Of those polled in the fee-only channel, 67% said they use Morningstar products, while 18% use S&P. Another 10% said they use Weisenberger and 22% Value Line of New York. Lipper didn't register in the top 10 on the list. Those surveyed rated their satisfaction with Morningstar, on average, an 8.1 out of 10. Value Line came in second with a 7.6, followed by S&P at 7.4 and Weisenberger at 7.1.
Of data research services, 74% said they use Morningstar, with 20% using S&P. Twenty-nine percent of independent data researchers said they use Weisenberger information and 18% Value Line. Again, Lipper didn't make the top 10 on this portion of the survey, either.

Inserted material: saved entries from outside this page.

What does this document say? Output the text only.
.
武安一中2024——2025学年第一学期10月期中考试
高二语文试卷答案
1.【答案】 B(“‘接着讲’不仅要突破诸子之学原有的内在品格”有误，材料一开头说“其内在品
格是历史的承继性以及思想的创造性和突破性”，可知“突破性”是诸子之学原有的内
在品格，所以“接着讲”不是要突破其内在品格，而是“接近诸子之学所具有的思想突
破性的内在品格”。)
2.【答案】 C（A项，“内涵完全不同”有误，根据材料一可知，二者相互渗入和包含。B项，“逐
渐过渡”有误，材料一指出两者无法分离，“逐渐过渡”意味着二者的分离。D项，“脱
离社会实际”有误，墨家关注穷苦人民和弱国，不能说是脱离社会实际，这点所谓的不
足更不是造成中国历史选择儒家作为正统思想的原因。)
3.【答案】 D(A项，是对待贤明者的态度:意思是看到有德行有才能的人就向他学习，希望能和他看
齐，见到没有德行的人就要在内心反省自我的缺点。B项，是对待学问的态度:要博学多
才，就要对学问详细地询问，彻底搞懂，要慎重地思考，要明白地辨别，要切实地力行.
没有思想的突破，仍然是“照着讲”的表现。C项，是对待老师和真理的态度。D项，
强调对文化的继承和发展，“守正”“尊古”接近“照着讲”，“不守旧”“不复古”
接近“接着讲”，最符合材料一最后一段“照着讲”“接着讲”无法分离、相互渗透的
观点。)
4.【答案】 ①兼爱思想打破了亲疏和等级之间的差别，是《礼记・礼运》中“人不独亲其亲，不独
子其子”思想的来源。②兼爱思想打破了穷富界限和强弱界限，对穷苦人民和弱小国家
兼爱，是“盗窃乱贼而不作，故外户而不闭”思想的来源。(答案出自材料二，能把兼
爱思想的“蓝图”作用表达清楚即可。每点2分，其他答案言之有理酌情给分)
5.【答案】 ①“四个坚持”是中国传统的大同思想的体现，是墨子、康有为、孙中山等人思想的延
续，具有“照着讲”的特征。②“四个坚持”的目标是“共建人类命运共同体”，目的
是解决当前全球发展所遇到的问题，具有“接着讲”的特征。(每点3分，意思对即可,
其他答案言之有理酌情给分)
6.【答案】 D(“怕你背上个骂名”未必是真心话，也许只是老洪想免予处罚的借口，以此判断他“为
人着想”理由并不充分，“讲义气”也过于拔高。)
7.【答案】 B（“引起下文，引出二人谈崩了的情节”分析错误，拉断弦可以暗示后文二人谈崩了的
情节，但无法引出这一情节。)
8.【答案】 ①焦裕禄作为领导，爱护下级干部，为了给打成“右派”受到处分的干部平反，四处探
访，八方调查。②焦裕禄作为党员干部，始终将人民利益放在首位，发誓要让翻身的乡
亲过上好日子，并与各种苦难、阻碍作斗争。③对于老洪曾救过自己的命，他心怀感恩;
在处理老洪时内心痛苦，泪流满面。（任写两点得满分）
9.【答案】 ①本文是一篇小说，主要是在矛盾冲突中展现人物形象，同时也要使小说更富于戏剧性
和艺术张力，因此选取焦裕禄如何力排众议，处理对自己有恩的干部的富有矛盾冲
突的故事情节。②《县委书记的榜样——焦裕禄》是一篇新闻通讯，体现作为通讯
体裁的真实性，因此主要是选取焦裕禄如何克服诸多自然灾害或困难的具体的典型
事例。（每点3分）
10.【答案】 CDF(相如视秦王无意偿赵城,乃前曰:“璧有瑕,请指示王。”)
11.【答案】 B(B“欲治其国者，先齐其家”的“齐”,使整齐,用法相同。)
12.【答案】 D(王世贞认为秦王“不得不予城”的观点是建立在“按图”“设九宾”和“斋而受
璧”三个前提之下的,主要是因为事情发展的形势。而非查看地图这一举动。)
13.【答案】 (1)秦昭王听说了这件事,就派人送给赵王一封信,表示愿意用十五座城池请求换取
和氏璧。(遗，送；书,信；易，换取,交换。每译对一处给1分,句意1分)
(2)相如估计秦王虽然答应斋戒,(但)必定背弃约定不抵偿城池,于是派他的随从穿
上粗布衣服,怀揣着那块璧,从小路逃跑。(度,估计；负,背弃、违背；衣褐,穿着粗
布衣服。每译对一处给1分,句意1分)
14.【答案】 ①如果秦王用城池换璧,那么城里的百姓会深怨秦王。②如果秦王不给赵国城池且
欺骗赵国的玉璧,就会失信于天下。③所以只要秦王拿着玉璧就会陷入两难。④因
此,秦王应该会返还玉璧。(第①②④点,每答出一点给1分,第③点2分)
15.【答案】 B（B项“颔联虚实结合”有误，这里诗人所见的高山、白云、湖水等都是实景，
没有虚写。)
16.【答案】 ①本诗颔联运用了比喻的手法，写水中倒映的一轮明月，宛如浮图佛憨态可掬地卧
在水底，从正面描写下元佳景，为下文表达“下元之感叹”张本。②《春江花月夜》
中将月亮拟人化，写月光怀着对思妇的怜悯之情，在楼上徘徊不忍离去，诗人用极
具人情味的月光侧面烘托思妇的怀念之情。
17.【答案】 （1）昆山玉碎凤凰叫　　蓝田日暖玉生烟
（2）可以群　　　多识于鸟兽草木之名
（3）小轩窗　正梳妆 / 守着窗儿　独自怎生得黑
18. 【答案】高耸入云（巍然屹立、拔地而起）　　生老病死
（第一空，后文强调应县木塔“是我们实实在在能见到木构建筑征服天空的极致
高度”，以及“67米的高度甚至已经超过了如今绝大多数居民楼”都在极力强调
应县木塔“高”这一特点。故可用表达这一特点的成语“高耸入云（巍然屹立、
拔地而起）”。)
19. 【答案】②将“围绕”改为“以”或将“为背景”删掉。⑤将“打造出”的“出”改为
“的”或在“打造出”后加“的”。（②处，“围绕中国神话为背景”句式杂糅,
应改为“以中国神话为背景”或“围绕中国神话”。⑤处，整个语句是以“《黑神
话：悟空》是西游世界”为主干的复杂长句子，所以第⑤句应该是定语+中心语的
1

Voters were allowed to vote for more than one company, checking off all the companies they rely on for data. This group rated their satisfaction of Morningstar an 8.2, with Value Line a 7.7 and S&P a 7.5.
Bobroff said that Lipper's move into the intermediary market, with its product launches and its Lipper Leaders, has not really done much for the company - yet. "I have not sensed that they've gotten any traction," Bobroff said. However, he did say that people are not looking for new products of this sort in a bear market, and that when the bulls return, sentiment towards Lipper may change.
"The marketplace isn't ready to accept something new. No one is looking to expand," Bobroff said.
While all three are quick to claim leadership roles in the industry, it is Morningstar that is often viewed as the frontrunner in the mutual fund data wars in the United States, especially in the intermediary market.